"Coming from southeast Ohio it's a very impoverished area and the poverty rate is almost two times the national average. There's so many people there that don't have a lot and I'm up here for all those kids in Athens and Athens County that go home to not a lot of food on the table, hungry after school. You guys can be up here, too."
ATHENS, Ohio - Joe Burrow uttered the words halfway through his Heisman Trophy acceptance speech, which, much like his senior season as Louisiana State's record-breaking quarterback, had been passionate, poised and uncannily accurate. The mayor of his hometown, Steve Patterson, says it is 32 seconds that have tilted the landscape from bleak to hope.

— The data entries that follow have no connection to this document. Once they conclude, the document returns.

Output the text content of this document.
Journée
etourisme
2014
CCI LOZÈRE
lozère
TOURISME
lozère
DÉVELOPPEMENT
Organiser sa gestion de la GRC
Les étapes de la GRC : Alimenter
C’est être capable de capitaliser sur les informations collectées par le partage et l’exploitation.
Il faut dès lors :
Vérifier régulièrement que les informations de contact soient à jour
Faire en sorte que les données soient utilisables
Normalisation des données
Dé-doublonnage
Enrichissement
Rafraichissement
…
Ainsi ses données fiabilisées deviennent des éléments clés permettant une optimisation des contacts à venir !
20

It is more than two months since Burrow electrified The Plains and The Bayou and, according to a Facebook fundraiser, everywhere in between. We are standing in the back of a rambling building shoved to the side of Ohio 13 that has made the National Register of Historic Places. It is the home of the Athens County Job & Family Services and one of the outposts for the Athens County Food Pantry.
"Joe Burrow is the reason I'm here," says Steve Gnagi. "I was looking for a place to volunteer. I saw his speech and I thought, 'I'll volunteer for the food pantry.' We've got a bunch of new volunteers. Older people. He inspired us."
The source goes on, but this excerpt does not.